Nació del lagrimal, se deslizó apresuradamente por la mejilla, dobló e la curva del cuello, anidó un rato en el pecho (habitáculo de todas las angustias), y siguió bajando, esquivó pliegues y bajó aún más, dudó un poco en la rodilla y se tiró como por un tobogán llegando al empeine.
La miré, transparente, redonda, salada, cómo todas las lágrimas, la vi temblar y bajar pensativa al piso.
Cuando se echó a andar hasta la puerta resolví seguirla, al principio con asombro, más tarde con intriga.
Subía y bajaba cordones, veredas, calles, se ensuciaba de tierra y cuando la creía perdida en algún charco, salía fortalecida y brillante.
Sólo cuando trepo al mármol negro de la tumba de mi padre empecé a entender. Se hizo chiquita, se detuvo un tiempo y creció magnificándose, tomando dimensiones poco usuales para una sola y pobre lágrima.
Pero no se quedó allí.

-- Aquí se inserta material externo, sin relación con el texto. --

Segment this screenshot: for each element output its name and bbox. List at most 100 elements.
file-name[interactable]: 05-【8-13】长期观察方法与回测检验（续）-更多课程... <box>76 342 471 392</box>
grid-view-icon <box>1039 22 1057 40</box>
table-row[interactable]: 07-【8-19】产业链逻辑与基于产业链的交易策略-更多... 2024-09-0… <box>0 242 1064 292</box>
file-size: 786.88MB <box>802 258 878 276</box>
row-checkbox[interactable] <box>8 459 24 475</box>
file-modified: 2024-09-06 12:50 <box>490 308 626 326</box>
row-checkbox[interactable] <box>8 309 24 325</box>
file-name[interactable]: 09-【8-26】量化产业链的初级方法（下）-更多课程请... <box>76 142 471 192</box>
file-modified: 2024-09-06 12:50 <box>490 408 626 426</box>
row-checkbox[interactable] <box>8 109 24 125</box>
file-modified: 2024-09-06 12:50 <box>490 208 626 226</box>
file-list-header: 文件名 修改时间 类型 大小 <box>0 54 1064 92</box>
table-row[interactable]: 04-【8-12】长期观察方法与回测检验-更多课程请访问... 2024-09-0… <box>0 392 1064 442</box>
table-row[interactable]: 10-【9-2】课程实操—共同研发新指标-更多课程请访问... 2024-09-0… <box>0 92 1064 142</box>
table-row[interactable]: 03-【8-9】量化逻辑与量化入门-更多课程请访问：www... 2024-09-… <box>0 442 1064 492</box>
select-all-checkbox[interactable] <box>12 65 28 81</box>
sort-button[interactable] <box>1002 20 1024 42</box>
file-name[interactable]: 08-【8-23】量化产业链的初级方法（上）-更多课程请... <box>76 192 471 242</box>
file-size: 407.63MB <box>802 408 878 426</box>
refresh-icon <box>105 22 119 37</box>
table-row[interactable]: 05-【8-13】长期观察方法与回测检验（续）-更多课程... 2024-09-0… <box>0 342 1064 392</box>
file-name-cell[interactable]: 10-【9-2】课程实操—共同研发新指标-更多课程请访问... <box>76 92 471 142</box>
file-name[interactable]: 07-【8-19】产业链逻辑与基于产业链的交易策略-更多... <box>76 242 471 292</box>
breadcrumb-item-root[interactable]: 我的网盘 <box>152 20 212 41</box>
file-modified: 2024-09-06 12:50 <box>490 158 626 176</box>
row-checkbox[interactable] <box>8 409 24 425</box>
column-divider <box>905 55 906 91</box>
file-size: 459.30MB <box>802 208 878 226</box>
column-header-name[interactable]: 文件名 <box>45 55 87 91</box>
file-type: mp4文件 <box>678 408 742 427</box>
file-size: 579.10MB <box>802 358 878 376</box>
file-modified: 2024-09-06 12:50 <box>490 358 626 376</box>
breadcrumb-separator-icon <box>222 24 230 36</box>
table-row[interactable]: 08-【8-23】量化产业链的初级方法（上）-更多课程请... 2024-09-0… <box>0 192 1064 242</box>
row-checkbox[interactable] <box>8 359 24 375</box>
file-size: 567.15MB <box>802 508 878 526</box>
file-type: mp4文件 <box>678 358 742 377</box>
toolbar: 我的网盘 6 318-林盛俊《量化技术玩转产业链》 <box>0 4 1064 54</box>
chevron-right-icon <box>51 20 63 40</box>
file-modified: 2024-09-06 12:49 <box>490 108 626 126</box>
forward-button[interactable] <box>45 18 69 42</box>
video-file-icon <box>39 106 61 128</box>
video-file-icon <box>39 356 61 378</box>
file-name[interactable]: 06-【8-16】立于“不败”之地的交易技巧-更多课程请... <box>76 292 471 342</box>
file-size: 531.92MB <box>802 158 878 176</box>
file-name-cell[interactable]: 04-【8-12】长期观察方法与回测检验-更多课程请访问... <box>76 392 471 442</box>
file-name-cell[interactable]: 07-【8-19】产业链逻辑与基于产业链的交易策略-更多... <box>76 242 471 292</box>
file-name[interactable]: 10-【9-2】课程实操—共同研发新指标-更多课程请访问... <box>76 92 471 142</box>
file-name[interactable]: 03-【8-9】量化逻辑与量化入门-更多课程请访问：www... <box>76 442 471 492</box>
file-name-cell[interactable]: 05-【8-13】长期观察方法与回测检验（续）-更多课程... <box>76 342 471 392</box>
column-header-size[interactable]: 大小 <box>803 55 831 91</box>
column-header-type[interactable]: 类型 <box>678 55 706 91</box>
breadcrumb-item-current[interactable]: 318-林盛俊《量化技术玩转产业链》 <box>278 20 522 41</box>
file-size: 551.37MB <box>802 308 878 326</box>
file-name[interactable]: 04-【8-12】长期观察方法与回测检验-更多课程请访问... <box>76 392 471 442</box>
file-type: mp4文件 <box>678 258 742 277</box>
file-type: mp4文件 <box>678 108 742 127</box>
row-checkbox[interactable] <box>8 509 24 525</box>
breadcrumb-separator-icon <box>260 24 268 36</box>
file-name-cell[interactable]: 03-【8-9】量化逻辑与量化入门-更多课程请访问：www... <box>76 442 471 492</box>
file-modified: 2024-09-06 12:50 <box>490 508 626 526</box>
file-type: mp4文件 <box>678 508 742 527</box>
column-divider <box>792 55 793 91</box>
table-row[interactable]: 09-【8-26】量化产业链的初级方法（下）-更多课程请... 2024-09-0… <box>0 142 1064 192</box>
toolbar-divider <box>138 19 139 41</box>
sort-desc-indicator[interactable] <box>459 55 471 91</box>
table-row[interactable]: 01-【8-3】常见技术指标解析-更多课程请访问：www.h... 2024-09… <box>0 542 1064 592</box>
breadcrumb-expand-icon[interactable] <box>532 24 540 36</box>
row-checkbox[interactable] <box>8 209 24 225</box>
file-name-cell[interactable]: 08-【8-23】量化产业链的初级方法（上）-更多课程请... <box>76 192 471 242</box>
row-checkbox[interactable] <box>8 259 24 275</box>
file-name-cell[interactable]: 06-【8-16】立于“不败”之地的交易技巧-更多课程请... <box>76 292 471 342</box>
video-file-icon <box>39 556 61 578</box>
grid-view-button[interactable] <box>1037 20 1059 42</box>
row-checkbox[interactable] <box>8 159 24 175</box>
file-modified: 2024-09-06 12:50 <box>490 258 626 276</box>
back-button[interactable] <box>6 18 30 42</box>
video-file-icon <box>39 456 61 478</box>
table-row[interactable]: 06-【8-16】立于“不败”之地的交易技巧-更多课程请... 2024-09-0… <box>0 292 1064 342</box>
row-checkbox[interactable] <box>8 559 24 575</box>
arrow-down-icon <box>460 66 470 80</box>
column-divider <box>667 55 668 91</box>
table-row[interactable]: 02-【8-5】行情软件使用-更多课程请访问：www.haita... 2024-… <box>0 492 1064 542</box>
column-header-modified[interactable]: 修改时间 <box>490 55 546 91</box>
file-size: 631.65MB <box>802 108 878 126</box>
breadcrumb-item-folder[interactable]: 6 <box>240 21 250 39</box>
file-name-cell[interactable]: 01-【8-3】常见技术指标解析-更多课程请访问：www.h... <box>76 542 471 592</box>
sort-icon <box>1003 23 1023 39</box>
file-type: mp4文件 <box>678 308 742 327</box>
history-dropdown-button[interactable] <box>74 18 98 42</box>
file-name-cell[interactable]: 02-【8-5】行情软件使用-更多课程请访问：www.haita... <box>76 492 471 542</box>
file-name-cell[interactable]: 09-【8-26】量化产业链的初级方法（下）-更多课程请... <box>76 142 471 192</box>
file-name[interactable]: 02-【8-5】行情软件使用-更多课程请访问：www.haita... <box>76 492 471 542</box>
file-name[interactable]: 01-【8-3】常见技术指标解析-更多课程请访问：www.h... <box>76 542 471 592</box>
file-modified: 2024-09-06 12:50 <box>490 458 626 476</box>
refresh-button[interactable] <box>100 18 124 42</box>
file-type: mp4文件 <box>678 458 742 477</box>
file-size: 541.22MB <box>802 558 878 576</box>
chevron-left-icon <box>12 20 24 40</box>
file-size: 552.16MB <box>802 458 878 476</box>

Otro sería su destino, porque veloz corrió como un torrente por la calle cercada de tilos.
Tuve que apurarme, por momentos creí perderla. Era indudable que sabía muy bien donde iba.
Cruzó las vías ya cansada y pude ver y oler los eucaliptos de mi infancia.
Ya casi no tenía que seguirla para saber dónde encontrarla.
Juntas llegamos a la casa, juntas subimos la escalera, tan igual a entonces cuando todo parecía tan grande.
Sentada sobre la alfombra naranja la nena que fui jugaba despreocupada, el viento que aglobaba la cortina le despeinaba suavemente el flequillo.
Entonces la vi subir, trepar y volver a hacer el camino inverso: del pie a la rodilla, de la rodilla al pecho, del pecho al cuello, del cuello (chiquita y brillante) a la mejilla donde se transformó en luz.
Por un momento, sólo por uno, pude abrazarme y protegerme. Y la lágrima convertida en alivio me hizo sonreir.